И все же, когда рокот оваций и музыки ударил по ушам, а глаза ослепили студийные прожектора, он вдруг подумал: «Шэлла, зачем я во все это ввязался?!!». Мысль возгорелась на мгновение и растворилась в темноте, как искра, взметнувшаяся над ночным костром.
— Я думаю, вы все узнали нашего гостя?!! — сквозь шелестящий океан света прорвался голос. — Конечно, это Эдвард Скам! Кандидат в мэры Шэлл Сити, в котором… — Август подставил ладонь к уху. — Что?!!
— Всегда солнечно!!! — взревела трибуна, когда Эдвард оказался в центре съемочного павильона.
Нестройный хор голосов проскакал табуном, ударился о стены и разбежался по коридорам. Статисты угомонились, отбив ладони, и молча застыли на своих местах, точно глупые птицы на жердочках. И глядя на них, не замечая их лиц, только неясные образы, Эдвард понял, что больше почти не боится появляться на публике, лишь направленные камеры все еще ворочали в груди холодный колючий ком. Каждое новое интервью, каждое новое выступление подтачивало страх, отгрызало от него по кусочку, и Эдвард надеялся, что со временем он вообще забудет о нем, как о ночных кошмарах. Но, видимо, не сегодня.
Ведущий, высоко поднимая уголки губ, словно скалясь, встал и протянул руку. Эдвард осторожно пожал ладонь своего будущего «дознавателя». Рука Августа Фокса оказалась совсем худой, мелкой и гладкой, как у ребенка. А сам он, несмотря на говорящую фамилию, походил больше на барсука или скунса, чем на лиса. Не было в нем ничего от лисицы: ни рыжей шевелюры, ни грации, ни острого носа, ни хитрых глаз. Зато в темных пышных волосах белели продольные сугробы седины.

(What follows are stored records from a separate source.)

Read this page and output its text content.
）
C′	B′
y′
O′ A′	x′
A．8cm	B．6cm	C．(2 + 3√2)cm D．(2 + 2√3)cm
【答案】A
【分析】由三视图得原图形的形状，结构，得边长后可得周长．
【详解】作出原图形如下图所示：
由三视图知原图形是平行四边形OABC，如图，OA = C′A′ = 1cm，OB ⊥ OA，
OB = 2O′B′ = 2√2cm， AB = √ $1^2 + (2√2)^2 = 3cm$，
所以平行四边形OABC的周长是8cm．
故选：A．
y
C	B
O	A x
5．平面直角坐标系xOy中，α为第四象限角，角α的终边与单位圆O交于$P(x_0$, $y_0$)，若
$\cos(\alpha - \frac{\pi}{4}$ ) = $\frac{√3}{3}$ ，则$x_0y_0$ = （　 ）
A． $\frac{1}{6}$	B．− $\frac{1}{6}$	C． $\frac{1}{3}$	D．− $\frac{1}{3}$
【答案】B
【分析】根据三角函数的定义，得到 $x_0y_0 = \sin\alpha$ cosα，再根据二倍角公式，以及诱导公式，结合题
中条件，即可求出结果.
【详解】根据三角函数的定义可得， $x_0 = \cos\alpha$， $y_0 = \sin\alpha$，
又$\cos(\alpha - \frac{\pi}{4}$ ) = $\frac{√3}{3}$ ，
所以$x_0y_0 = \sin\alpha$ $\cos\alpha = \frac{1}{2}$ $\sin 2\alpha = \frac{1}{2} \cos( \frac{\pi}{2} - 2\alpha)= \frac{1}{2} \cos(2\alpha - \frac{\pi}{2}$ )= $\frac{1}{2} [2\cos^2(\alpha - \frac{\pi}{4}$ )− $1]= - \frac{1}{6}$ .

— Мистер Скам, Эдвард, — не переставая лыбиться, Август так развел руки, словно хотел его обнять. — Наконец-то вы здесь! Я очень рад… Вам кто-нибудь говорил, что у вас прелестная борода?
Трибуна взорвалась наигранным смехом. Но Эдвард подавил раздражение, проглотил его, всем своим видом показывая, что ему нет дела до каких-то там колкостей. Он расстегнул пуговицу на пиджаке и опустился в кресло — спокойно, с каменным лицом посматривая на интервьюера холодным ясным взглядом.